MIDDLE EAST: St. Luke's Hospital in Nablus breathes new life in service to Palestinians
Episcopal News Service. June 27, 2008 [062708-05]
Matthew Davies
The healthcare and wellbeing of the Palestinian community is at the heart of the ministry at St. Luke's Hospital in Nablus, established in the late 1800s and now in the heart of the West Bank. The diocesan hospital is beginning a new chapter of service under the leadership of Anglican Bishop in Jerusalem Suheil S. Dawani in concert with the other diocesan hospital, Al Ahli Arab Hospital in Gaza.
Only two months ago the hospital, one of the Episcopal Diocese of Jerusalem's 37 institutions, was struggling to keep its doors open, "but today is finding new life and has really turned a corner," said Bishop Robert O'Neill, of the Diocese of Colorado, who was visiting Jerusalem June 18-25 at Dawani's invitation.
O'Neill, who is a member of the board of Episcopal Relief and Development (ERD), was pleased to see first hand what ERD's support is accomplishing in its grants of $50,000 for the General Hospital director, $41,000 for the essential Medical Equipment in the new Emergency Room, and $50,000 for the second year in support of the director. On July 2, the Emergency Room will be dedicated by Dawani in the presence of the Rt. Rev. Gayle Harris, suffragan bishop of the Diocese of Massachusetts, and Dr. Hisham Nassar, diocesan healthcare consultant to the bishop.
"Although there are other hospitals that work on a for-profit and a pay basis, here is a hospital that will treat anyone regardless of their faith, regardless of their ability to pay," said O'Neill, who visited Nablus June 24 with Dawani and the Rev. Canon Samir J. Habiby, the bishop's special assistant and a long-time supporter of the healthcare ministries in the diocese. "It's truly a group of people that are serving the poorest among us and the witness is incredible," continued O'Neill. "That is emblematic of the work that the Anglican Church in Jerusalem does."
The diocese's institutions throughout the Holy Land provide services to Palestinian Christians and Muslims and include hospitals, clinics, kindergartens and schools, vocational training programs, and provide services for the deaf, the disabled and the elderly.
These institutions receive assistance from the hard-pressed diocesan budget as well as from the Episcopal Church's companion dioceses, American Friends of the Episcopal Diocese of Jerusalem, and from other Anglican and Ecumenical partners in Britain, Canada, the European mainland, Australia and New Zealand.
The new clinic at St. Andrew's Church in Ramallah is being built by funds from the United Thank Offering. The Diocese of Los Angeles is assisting with the new Home for the Elderly in Beir Zeit, and the Diocese of Massachusetts has provided the funds for a soft loan to help complete the St. Andrew's Ecumenical Housing Project in Ramallah.
The Episcopal Church, as well as the Church of England societies, the [Presbyterian] Church of Scotland, and the Anglican Church of Australia, provides stipendiary missionaries and Volunteers for Mission. This support helps shoulder a portion of the heavy financial burdens of the diocese in its communal services provided to the needy and the displaced.
O'Neill described the diocese as "a body that builds bridges of reconciliation across all the lines that threaten to separate and divide us.
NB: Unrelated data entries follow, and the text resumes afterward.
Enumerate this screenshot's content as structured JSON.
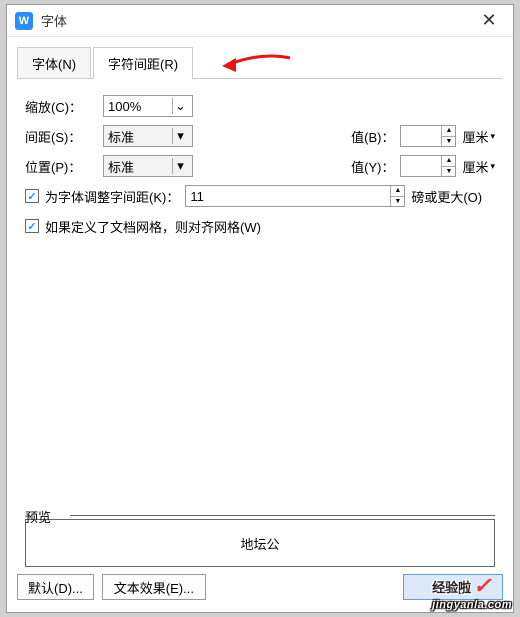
{
  "window": {
    "app_icon_letter": "W",
    "title": "字体",
    "close_glyph": "✕"
  },
  "tabs": {
    "items": [
      {
        "label": "字体(N)"
      },
      {
        "label": "字符间距(R)"
      }
    ],
    "active_index": 1
  },
  "form": {
    "scale": {
      "label": "缩放(C)：",
      "value": "100%"
    },
    "spacing": {
      "label": "间距(S)：",
      "value": "标准",
      "value_label": "值(B)：",
      "value_input": "",
      "unit": "厘米",
      "unit_chevron": "▾"
    },
    "position": {
      "label": "位置(P)：",
      "value": "标准",
      "value_label": "值(Y)：",
      "value_input": "",
      "unit": "厘米",
      "unit_chevron": "▾"
    },
    "kerning": {
      "checked": true,
      "label": "为字体调整字间距(K)：",
      "value": "11",
      "suffix": "磅或更大(O)"
    },
    "snap": {
      "checked": true,
      "label": "如果定义了文档网格，则对齐网格(W)"
    }
  },
  "preview": {
    "label": "预览",
    "text": "地坛公"
  },
  "footer": {
    "default_btn": "默认(D)...",
    "text_effect_btn": "文本效果(E)...",
    "ok_btn": "确定"
  },
  "watermark": {
    "zh": "经验啦",
    "check": "✓",
    "en": "jingyanla.com"
  },
  "glyphs": {
    "chevron_down": "⌄",
    "tri_down": "▾",
    "tri_up_sm": "▲",
    "tri_down_sm": "▼",
    "check": "✓"
  }
}
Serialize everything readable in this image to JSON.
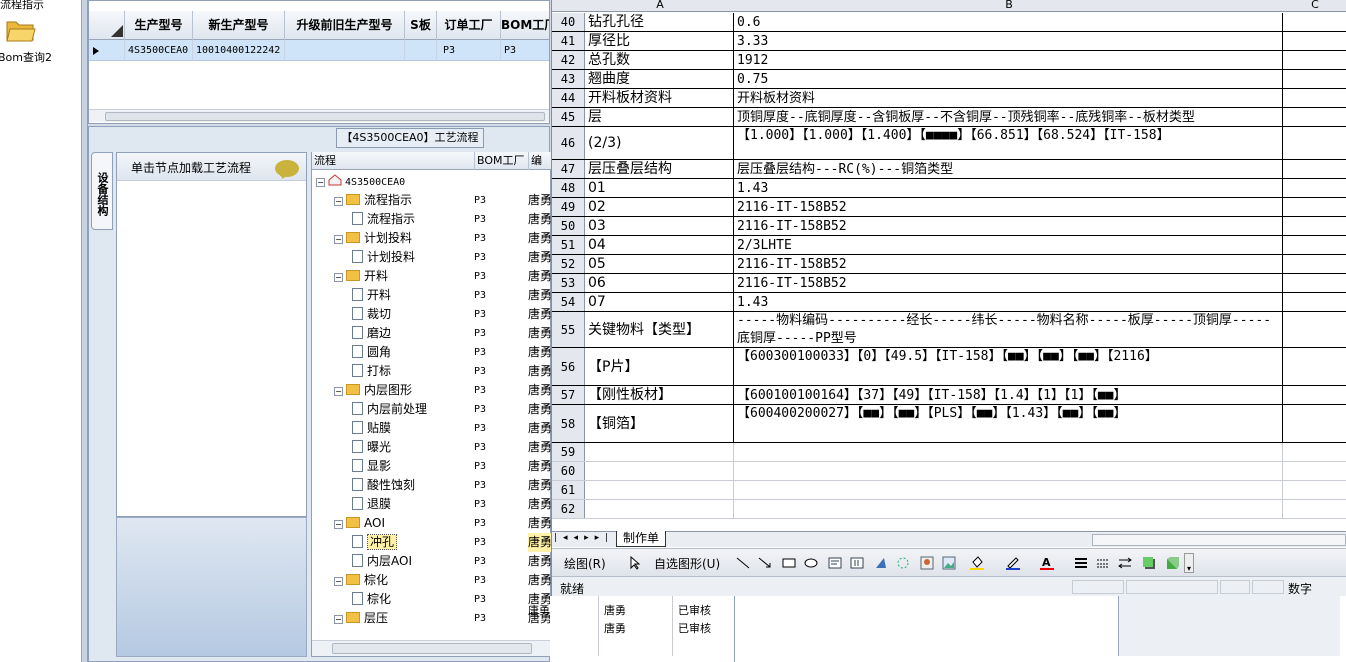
{
  "left_nav": {
    "item1": "流程指示",
    "item2": "Bom查询2"
  },
  "top_grid": {
    "columns": [
      "生产型号",
      "新生产型号",
      "升级前旧生产型号",
      "S板",
      "订单工厂",
      "BOM工厂"
    ],
    "row": {
      "prod_model": "4S3500CEA0",
      "new_model": "10010400122242",
      "old_model": "",
      "s_board": "",
      "order_factory": "P3",
      "bom_factory": "P3"
    }
  },
  "process_tab": "【4S3500CEA0】工艺流程",
  "vertical_tab": "设备结构",
  "load_panel_label": "单击节点加载工艺流程",
  "tree": {
    "headers": [
      "流程",
      "BOM工厂",
      "编"
    ],
    "root": "4S3500CEA0",
    "col3": "唐勇",
    "rows": [
      {
        "label": "流程指示",
        "type": "folder",
        "fac": "P3"
      },
      {
        "label": "流程指示",
        "type": "doc",
        "fac": "P3"
      },
      {
        "label": "计划投料",
        "type": "folder",
        "fac": "P3"
      },
      {
        "label": "计划投料",
        "type": "doc",
        "fac": "P3"
      },
      {
        "label": "开料",
        "type": "folder",
        "fac": "P3"
      },
      {
        "label": "开料",
        "type": "doc",
        "fac": "P3"
      },
      {
        "label": "裁切",
        "type": "doc",
        "fac": "P3"
      },
      {
        "label": "磨边",
        "type": "doc",
        "fac": "P3"
      },
      {
        "label": "圆角",
        "type": "doc",
        "fac": "P3"
      },
      {
        "label": "打标",
        "type": "doc",
        "fac": "P3"
      },
      {
        "label": "内层图形",
        "type": "folder",
        "fac": "P3"
      },
      {
        "label": "内层前处理",
        "type": "doc",
        "fac": "P3"
      },
      {
        "label": "贴膜",
        "type": "doc",
        "fac": "P3"
      },
      {
        "label": "曝光",
        "type": "doc",
        "fac": "P3"
      },
      {
        "label": "显影",
        "type": "doc",
        "fac": "P3"
      },
      {
        "label": "酸性蚀刻",
        "type": "doc",
        "fac": "P3"
      },
      {
        "label": "退膜",
        "type": "doc",
        "fac": "P3"
      },
      {
        "label": "AOI",
        "type": "folder",
        "fac": "P3"
      },
      {
        "label": "冲孔",
        "type": "doc",
        "fac": "P3",
        "selected": true
      },
      {
        "label": "内层AOI",
        "type": "doc",
        "fac": "P3"
      },
      {
        "label": "棕化",
        "type": "folder",
        "fac": "P3"
      },
      {
        "label": "棕化",
        "type": "doc",
        "fac": "P3"
      },
      {
        "label": "层压",
        "type": "folder",
        "fac": "P3"
      }
    ],
    "extra": {
      "c4": "唐勇",
      "c5": "已审核"
    }
  },
  "excel": {
    "columns": [
      "A",
      "B",
      "C"
    ],
    "rows": [
      {
        "n": "40",
        "a": "钻孔孔径",
        "b": "0.6"
      },
      {
        "n": "41",
        "a": "厚径比",
        "b": "3.33"
      },
      {
        "n": "42",
        "a": "总孔数",
        "b": "1912"
      },
      {
        "n": "43",
        "a": "翘曲度",
        "b": "0.75"
      },
      {
        "n": "44",
        "a": "开料板材资料",
        "b": "开料板材资料"
      },
      {
        "n": "45",
        "a": "层",
        "b": "顶铜厚度--底铜厚度--含铜板厚--不含铜厚--顶残铜率--底残铜率--板材类型"
      },
      {
        "n": "46",
        "a": "(2/3)",
        "b": "【1.000】【1.000】【1.400】【■■■■】【66.851】【68.524】【IT-158】"
      },
      {
        "n": "47",
        "a": "层压叠层结构",
        "b": "层压叠层结构---RC(%)---铜箔类型"
      },
      {
        "n": "48",
        "a": "01",
        "b": "1.43"
      },
      {
        "n": "49",
        "a": "02",
        "b": "2116-IT-158B52"
      },
      {
        "n": "50",
        "a": "03",
        "b": "2116-IT-158B52"
      },
      {
        "n": "51",
        "a": "04",
        "b": "2/3LHTE"
      },
      {
        "n": "52",
        "a": "05",
        "b": "2116-IT-158B52"
      },
      {
        "n": "53",
        "a": "06",
        "b": "2116-IT-158B52"
      },
      {
        "n": "54",
        "a": "07",
        "b": "1.43"
      },
      {
        "n": "55",
        "a": "关键物料【类型】",
        "b": "-----物料编码----------经长-----纬长-----物料名称-----板厚-----顶铜厚-----底铜厚-----PP型号"
      },
      {
        "n": "56",
        "a": "【P片】",
        "b": "【600300100033】【0】【49.5】【IT-158】【■■】【■■】【■■】【2116】"
      },
      {
        "n": "57",
        "a": "【刚性板材】",
        "b": "【600100100164】【37】【49】【IT-158】【1.4】【1】【1】【■■】"
      },
      {
        "n": "58",
        "a": "【铜箔】",
        "b": "【600400200027】【■■】【■■】【PLS】【■■】【1.43】【■■】【■■】"
      },
      {
        "n": "59",
        "a": "",
        "b": ""
      },
      {
        "n": "60",
        "a": "",
        "b": ""
      },
      {
        "n": "61",
        "a": "",
        "b": ""
      },
      {
        "n": "62",
        "a": "",
        "b": ""
      }
    ],
    "sheet_tab": "制作单",
    "draw_label": "绘图(R)",
    "autoshape_label": "自选图形(U)",
    "status": "就绪",
    "numlock": "数字"
  },
  "bg_table": {
    "c1": "唐勇",
    "c2": "唐勇",
    "c3": "已审核"
  }
}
They work tirelessly for peace, reconciliation and unity and in that sense they are the very embodiment of Anglicanism."
Some of the diocese's institutions were left in a relatively poor financial shape by Dawani's predecessor, Bishop Riah Abu El-Assal.
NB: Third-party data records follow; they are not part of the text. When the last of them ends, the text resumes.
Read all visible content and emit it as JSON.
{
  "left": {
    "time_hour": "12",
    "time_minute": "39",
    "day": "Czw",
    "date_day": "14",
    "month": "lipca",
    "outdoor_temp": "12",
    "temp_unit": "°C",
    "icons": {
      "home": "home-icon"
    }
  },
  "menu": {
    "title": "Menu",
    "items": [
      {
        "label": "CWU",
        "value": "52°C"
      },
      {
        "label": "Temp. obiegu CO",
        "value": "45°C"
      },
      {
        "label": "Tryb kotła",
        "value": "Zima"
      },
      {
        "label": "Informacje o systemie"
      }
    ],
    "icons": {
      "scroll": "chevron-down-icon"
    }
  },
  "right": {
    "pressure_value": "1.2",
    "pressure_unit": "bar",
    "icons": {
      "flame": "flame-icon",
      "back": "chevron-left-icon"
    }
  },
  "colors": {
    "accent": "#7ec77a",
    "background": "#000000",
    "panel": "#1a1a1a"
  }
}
"But we have a new spirit within the diocese," said Dawani, "and we will look to the future and move forward with integrity as we strive for stability and security for our institutions."
As a Christian community in a region marked by division and conflict, the Episcopal Diocese of Jerusalem is "dealing daily with life and death issues, with promoting peace and justice, and upholding the heritage of the indigenous Christian community that is a minority here but has been an integral part of this land since the first century," said Dawani. "We work with humility to build and strengthen relationships with people of the three Abrahamic Faiths -- Christians, Muslims and Jews. In this city of peace, we remain a living, vibrant and serving Christian community."
O'Neill described his time in Jerusalem as inspiring. "It's amazing to realize that the Christian community here in Jerusalem and the Middle East is itself a minority," he said. "Within that, the Anglican Christian community is still a smaller spectrum, and yet the work that is accomplished by this small, yet extraordinarily faithful community is nothing short of miraculous."